# Just officially accepted at PRTS



## JOwen (Jun 29, 2007)

Just to let you know I was received today into the Th.M program at Puritan Reformed Theological Seminary. My area of concentration will be Post Reformational Studies with an emphasis on the history of preaching and revival.

I have taken two courses at PRTS, and am about to take my third as a registered student. I'm looking forward to being a part of such a great school, who carries the torch of Puritanism into the 21st century.


----------



## VirginiaHuguenot (Jun 29, 2007)

Congrats, Jerrold!


----------



## caddy (Jun 29, 2007)

Wonderful News! Congratulations Jerrold


----------



## turmeric (Jun 29, 2007)

Excellent!


----------



## jawyman (Jun 29, 2007)

JOwen said:


> Just to let you know I was received today into the Th.M program at Puritan Reformed Theological Seminary. My area of concentration will be Post Reformational Studies with an emphasis on the history of preaching and revival.
> 
> I have taken two courses at PRTS, and am about to take my third as a registered student. I'm looking forward to being a part of such a great school, who carries the torch of Puritanism into the 21st century.

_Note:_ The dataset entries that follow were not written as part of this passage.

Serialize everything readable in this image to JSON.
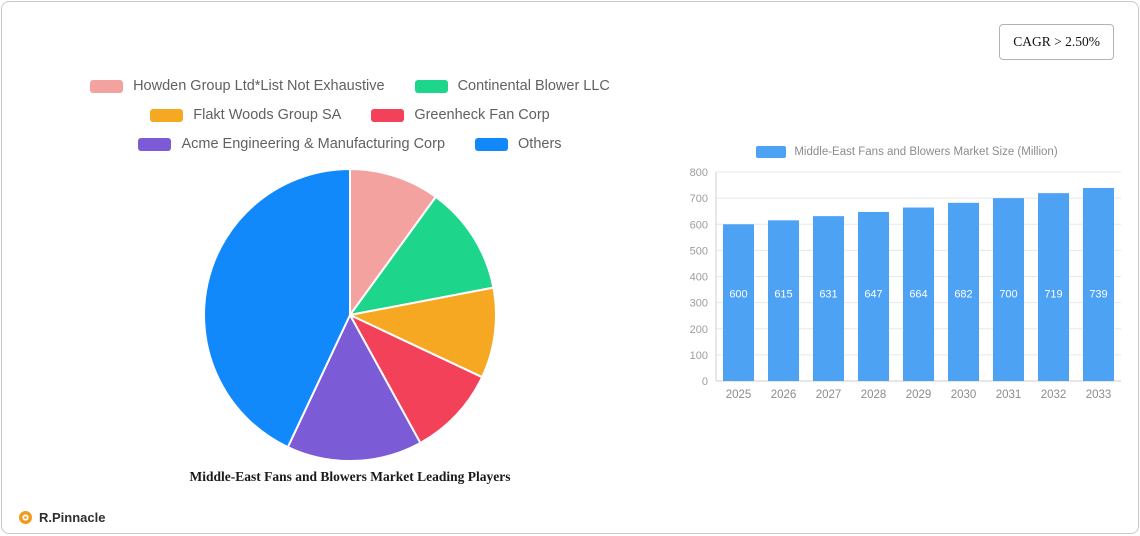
{
  "badge": {
    "label": "CAGR > 2.50%"
  },
  "logo": {
    "text": "R.Pinnacle"
  },
  "pie_section": {
    "title": "Middle-East Fans and Blowers Market Leading Players"
  },
  "bar_section": {
    "legend_label": "Middle-East Fans and Blowers Market Size (Million)"
  },
  "pie_legend_rows": [
    [
      0,
      1
    ],
    [
      2,
      3
    ],
    [
      4,
      5
    ]
  ],
  "chart_data": [
    {
      "type": "pie",
      "title": "Middle-East Fans and Blowers Market Leading Players",
      "labels": [
        "Howden Group Ltd*List Not Exhaustive",
        "Continental Blower LLC",
        "Flakt Woods Group SA",
        "Greenheck Fan Corp",
        "Acme Engineering & Manufacturing Corp",
        "Others"
      ],
      "values": [
        10,
        12,
        10,
        10,
        15,
        43
      ],
      "colors": [
        "#F4A2A0",
        "#1ED68B",
        "#F7A823",
        "#F4415A",
        "#7B5BD6",
        "#1289FA"
      ],
      "start_angle": "top",
      "direction": "clockwise",
      "legend_position": "top"
    },
    {
      "type": "bar",
      "title": "Middle-East Fans and Blowers Market Size (Million)",
      "categories": [
        "2025",
        "2026",
        "2027",
        "2028",
        "2029",
        "2030",
        "2031",
        "2032",
        "2033"
      ],
      "values": [
        600,
        615,
        631,
        647,
        664,
        682,
        700,
        719,
        739
      ],
      "ylim": [
        0,
        800
      ],
      "yticks": [
        0,
        100,
        200,
        300,
        400,
        500,
        600,
        700,
        800
      ],
      "bar_color": "#4DA2F4",
      "grid": true,
      "legend_position": "top",
      "value_labels": "inside-white"
    }
  ]
}
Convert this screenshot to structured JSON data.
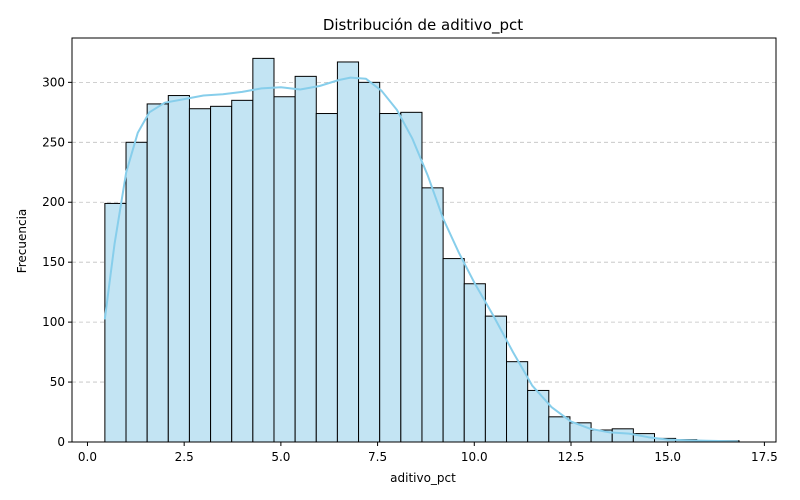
{
  "chart_data": {
    "type": "bar",
    "title": "Distribución de aditivo_pct",
    "xlabel": "aditivo_pct",
    "ylabel": "Frecuencia",
    "xlim": [
      -0.4,
      17.8
    ],
    "ylim": [
      0,
      337
    ],
    "x_ticks": [
      0.0,
      2.5,
      5.0,
      7.5,
      10.0,
      12.5,
      15.0,
      17.5
    ],
    "x_tick_labels": [
      "0.0",
      "2.5",
      "5.0",
      "7.5",
      "10.0",
      "12.5",
      "15.0",
      "17.5"
    ],
    "y_ticks": [
      0,
      50,
      100,
      150,
      200,
      250,
      300
    ],
    "y_tick_labels": [
      "0",
      "50",
      "100",
      "150",
      "200",
      "250",
      "300"
    ],
    "grid": "y-dashed",
    "bin_start": 0.45,
    "bin_width": 0.5465,
    "values": [
      199,
      250,
      282,
      289,
      278,
      280,
      285,
      320,
      288,
      305,
      274,
      317,
      300,
      274,
      275,
      212,
      153,
      132,
      105,
      67,
      43,
      21,
      16,
      10,
      11,
      7,
      3,
      2,
      1,
      1
    ],
    "kde": {
      "x": [
        0.45,
        0.7,
        1.0,
        1.3,
        1.6,
        2.0,
        2.5,
        3.0,
        3.5,
        4.0,
        4.5,
        5.0,
        5.5,
        6.0,
        6.5,
        6.8,
        7.2,
        7.6,
        8.0,
        8.4,
        8.8,
        9.2,
        9.6,
        10.0,
        10.5,
        11.0,
        11.5,
        12.0,
        12.5,
        13.0,
        13.5,
        14.0,
        14.5,
        15.0,
        15.5,
        16.0,
        16.8
      ],
      "y": [
        103,
        165,
        225,
        258,
        275,
        283,
        286,
        289,
        290,
        292,
        295,
        296,
        294,
        297,
        302,
        304,
        303,
        293,
        277,
        253,
        222,
        186,
        158,
        133,
        105,
        75,
        47,
        29,
        17,
        11,
        8,
        7,
        4,
        2,
        1.5,
        1,
        0.5
      ]
    },
    "colors": {
      "bar_fill": "#c3e4f3",
      "bar_edge": "#000000",
      "kde_line": "#87ceeb",
      "grid": "#c0c0c0"
    }
  }
}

Welcome Brother. I look forward to meeting you and I will pray that your time spent at PRTS will be edifying and fulfilling. A wonderful aspect to PRTS is how academically challenging it is. Dr. Beeke requires a lot of reading.

Again congratulations on your acceptance and we will see you in the Fall. Please do not hesitate to ask me any questions about the Grand Rapids area.


----------



## crhoades (Jun 29, 2007)

May God bless your studies and use them to further His kingdom!


----------



## kvanlaan (Jun 29, 2007)

Congratulations!


----------



## JTDyck (Jun 29, 2007)

*Congrats*

All the best in your studies, Jerrold. May the Lord be pleased to use them to increase the gifts he has already evidently given you. We may have to meet for a celebratory lunch.


----------



## LadyCalvinist (Jun 29, 2007)

Congratulations! MAy the Lord bless you and keep you.


----------



## JOwen (Jun 29, 2007)

jawyman said:


> Welcome Brother. I look forward to meeting you and I will pray that your time spent at PRTS will be edifying and fulfilling. A wonderful aspect to PRTS is how academically challenging it is. Dr. Beeke requires a lot of reading.
> 
> Again congratulations on your acceptance and we will see you in the Fall. Please do not hesitate to ask me any questions about the Grand Rapids area.



Thanks Jeff. I will be in GR in August when I am there to preach in the Free Reformed Church. I plan on coming a bit early to spend some time at the seminary. Perhaps we will meet then.


----------



## JOwen (Jun 29, 2007)

JTDyck said:


> All the best in your studies, Jerrold. May the Lord be pleased to use them to increase the gifts he has already evidently given you. We may have to meet for a celebratory lunch.



That would be great John. Let's set a time. I leave on the 9th for BC for a holiday. Perhaps before or after that.

Jer


----------



## NaphtaliPress (Jun 29, 2007)

kvanlaan said:


> Congratulations!


----------